On Posix, `MonoTime.currTime`'s implementation uses 
clock_gettime(CLOCK_MONOTONIC, ...) which quite a bit more 
involved than simply using the rdtsc instruciton on x86. See: 
http://linuxmogeb.blogspot.bg/2013/10/how-does-clockgettime-work.html

On Windows, `MonoTime.currTime` uses QueryPerformanceCounter, 
which on Win 7 and later uses the rdtsc instruction, which makes 
it quite streamlined. In some testing I did several months ago 
QueryPerformanceCounter had really good latency and precision 
(though I forgot the exact numbers I got).

> Instead of `iota(1,1000000)`, you should initialize the array 
> with random numbers with a randomization seed given by the user 
> (e.g. commandline argument or stdin).
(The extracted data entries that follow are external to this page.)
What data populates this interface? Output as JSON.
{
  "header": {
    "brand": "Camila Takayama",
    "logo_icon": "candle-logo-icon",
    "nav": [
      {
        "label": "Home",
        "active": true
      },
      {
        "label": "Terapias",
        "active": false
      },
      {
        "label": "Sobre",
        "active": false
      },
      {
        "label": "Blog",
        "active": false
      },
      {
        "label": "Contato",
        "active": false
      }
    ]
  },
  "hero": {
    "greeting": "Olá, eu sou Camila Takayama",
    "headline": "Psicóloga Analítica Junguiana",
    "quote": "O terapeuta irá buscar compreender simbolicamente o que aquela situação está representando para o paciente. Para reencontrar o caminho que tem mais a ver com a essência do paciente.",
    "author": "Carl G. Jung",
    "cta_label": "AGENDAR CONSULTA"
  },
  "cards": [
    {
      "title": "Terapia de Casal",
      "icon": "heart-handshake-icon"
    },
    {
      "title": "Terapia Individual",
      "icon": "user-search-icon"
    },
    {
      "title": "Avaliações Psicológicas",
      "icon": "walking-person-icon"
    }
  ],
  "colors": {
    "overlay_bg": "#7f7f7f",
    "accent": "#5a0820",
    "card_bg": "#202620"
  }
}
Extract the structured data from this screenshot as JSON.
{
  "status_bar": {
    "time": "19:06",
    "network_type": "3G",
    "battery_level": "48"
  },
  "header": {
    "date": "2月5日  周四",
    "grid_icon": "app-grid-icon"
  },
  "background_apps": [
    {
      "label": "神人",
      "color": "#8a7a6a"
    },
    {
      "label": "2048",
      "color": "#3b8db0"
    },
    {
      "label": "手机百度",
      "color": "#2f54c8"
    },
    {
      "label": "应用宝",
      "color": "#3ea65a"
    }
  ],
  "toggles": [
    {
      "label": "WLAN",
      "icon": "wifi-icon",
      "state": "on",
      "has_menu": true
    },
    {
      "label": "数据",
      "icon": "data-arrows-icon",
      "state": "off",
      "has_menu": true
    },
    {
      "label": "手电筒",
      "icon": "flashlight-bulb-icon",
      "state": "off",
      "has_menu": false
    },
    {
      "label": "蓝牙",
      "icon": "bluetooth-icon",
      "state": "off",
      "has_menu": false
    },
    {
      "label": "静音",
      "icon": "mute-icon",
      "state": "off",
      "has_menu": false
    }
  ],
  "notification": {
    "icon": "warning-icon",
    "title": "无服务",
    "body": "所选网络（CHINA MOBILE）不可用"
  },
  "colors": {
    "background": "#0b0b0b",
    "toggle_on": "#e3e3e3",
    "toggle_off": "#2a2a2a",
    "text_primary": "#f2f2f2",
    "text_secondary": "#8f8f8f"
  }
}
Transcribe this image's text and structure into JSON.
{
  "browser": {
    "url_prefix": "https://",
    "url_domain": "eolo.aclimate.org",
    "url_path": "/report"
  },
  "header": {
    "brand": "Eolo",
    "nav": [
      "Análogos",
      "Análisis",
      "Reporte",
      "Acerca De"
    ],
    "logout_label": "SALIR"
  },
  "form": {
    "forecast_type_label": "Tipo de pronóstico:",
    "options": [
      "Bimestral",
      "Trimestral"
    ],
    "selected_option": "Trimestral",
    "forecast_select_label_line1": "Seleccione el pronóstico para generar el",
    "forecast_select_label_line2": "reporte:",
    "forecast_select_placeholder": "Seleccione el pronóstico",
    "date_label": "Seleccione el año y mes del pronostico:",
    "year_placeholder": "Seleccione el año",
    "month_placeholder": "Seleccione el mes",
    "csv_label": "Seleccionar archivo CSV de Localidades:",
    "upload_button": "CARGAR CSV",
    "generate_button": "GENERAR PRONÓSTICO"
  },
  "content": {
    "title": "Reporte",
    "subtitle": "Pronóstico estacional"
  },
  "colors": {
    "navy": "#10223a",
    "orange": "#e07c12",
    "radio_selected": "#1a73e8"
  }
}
Then, the program will 
> actually have to do the runtime calculations that I assume you 
> are expecting it to perform.
>

Agreed, though I think Phobos's unpredictableSeed does an ok job 
w.r.t. seeding, so unless you want to repeat the benchmark on the 
exact same dataset, something like this does a good job:

T[] generate(T)(size_t size)
{
     import std.algorithm.iteration : map;
     import std.range : array, iota;
     import std.random : uniform;

     return size.iota.map!(_ => uniform!T()).array;
}